Yesterday we mentioned the possibility of synchronous recessions/crashes in China and the US. It’s worth mentioning again. It’s the biggest objection to buying into the resource bull at these prices.
On that score, US Fed Chairman Ben Bernanke fronted the US Congress yesterday and told them that the subprime problem would get worse. But traders are learning to quickly discount what the Fed chief says. “Bernanke’s comment that the subprime mess could be in the US$150 billion ballpark exacerbated the sell-off. Why should we believe him? He didn’t see any of it coming,” said Elliot Spar of Stifel, Nicolaus & Co.

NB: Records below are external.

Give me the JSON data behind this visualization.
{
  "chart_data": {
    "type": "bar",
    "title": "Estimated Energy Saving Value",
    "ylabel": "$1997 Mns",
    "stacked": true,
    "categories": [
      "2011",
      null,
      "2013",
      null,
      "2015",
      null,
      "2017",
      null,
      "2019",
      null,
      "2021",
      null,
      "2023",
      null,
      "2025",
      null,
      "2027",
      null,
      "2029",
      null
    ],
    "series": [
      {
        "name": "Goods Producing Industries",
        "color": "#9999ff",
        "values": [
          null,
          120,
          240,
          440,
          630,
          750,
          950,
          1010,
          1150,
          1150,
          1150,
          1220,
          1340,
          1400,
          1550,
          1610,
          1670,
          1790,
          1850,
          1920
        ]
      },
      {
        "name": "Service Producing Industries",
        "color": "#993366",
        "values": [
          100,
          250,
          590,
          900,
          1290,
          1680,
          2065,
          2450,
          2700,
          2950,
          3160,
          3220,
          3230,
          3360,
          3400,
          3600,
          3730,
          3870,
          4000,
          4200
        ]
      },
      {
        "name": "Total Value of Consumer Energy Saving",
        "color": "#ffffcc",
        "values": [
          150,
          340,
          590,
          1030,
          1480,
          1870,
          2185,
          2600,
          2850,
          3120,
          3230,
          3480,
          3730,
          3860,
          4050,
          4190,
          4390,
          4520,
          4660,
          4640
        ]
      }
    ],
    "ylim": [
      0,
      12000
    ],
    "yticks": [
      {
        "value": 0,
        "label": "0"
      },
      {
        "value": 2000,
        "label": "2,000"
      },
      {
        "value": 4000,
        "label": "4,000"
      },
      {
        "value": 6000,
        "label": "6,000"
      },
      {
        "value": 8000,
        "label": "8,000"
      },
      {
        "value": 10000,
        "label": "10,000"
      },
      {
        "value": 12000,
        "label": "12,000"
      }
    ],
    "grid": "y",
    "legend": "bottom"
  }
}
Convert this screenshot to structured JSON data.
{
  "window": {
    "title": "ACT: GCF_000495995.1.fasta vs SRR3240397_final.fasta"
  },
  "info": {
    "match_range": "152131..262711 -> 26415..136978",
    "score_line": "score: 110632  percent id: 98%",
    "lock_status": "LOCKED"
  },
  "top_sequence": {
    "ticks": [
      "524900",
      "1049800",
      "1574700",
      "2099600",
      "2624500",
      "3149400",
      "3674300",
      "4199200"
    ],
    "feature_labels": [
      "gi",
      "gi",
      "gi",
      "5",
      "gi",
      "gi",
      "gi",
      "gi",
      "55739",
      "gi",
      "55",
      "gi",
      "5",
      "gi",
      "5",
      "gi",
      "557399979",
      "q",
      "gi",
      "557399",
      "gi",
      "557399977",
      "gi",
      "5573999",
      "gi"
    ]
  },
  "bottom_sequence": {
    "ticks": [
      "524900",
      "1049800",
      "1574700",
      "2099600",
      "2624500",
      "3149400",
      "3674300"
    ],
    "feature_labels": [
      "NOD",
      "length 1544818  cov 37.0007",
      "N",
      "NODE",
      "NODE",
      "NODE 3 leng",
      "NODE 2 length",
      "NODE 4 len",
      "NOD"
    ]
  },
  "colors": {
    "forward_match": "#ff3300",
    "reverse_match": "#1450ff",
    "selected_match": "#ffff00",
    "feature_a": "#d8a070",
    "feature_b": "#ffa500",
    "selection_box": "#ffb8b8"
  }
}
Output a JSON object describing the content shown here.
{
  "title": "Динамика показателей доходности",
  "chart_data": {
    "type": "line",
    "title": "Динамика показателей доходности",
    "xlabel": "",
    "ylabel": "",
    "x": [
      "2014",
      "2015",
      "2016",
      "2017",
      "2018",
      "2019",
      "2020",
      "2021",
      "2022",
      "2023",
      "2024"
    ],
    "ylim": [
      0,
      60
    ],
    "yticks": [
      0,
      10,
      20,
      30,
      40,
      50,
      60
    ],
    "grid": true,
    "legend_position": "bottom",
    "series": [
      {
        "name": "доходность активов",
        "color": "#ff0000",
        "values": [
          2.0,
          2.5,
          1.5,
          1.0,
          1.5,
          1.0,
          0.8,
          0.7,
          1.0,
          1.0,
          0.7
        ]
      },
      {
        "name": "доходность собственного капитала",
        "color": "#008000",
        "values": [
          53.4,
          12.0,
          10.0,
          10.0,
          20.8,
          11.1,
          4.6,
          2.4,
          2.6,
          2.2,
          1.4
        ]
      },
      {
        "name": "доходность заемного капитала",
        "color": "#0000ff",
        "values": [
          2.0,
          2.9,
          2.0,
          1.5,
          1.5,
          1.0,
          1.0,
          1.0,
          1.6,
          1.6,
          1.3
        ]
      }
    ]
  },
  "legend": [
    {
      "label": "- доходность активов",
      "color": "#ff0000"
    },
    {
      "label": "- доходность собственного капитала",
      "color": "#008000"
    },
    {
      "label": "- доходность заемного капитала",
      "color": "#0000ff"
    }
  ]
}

The Fed is spinning the story anyway. What’s going on in the credit markets is no longer just a subprime story. It’s a corporate debt story too. It’s a bank asset quality story. And it’s a story about the health and viability of the balance sheets of some of America’s largest financial firms.
Markets generally muddle through even the worst of situations. But as the Austrian theory of the credit cycle suggests, massive misallocations of capital have to be liquidated before the next bullish phase can begin. Right now, investors seem to be in full denial that liquidation is necessary and healthy. Acceptance will come eventually, after anger and grief.
There’s no doubt Australia has exposure to a slow-down in China. But at least the Aussie boom is correlated to a production boom. Real wealth comes from production, not consumption based on debt. You see evidence of both in Australia.
The resource boom is a production boom producing higher wages for Aussie workers, higher profits for Aussie firms, and higher share prices for Aussie investors. Let’s hope that’s not all squandered away by people choosing to live beyond their means.
But then again, who are we to tell people how to live? You can’t control the financial habits of an era. These things go in cycles too. We live in a time of widespread financial illiteracy. The resource boom has cushioned Australia from the consequences of massive debt. At least for now.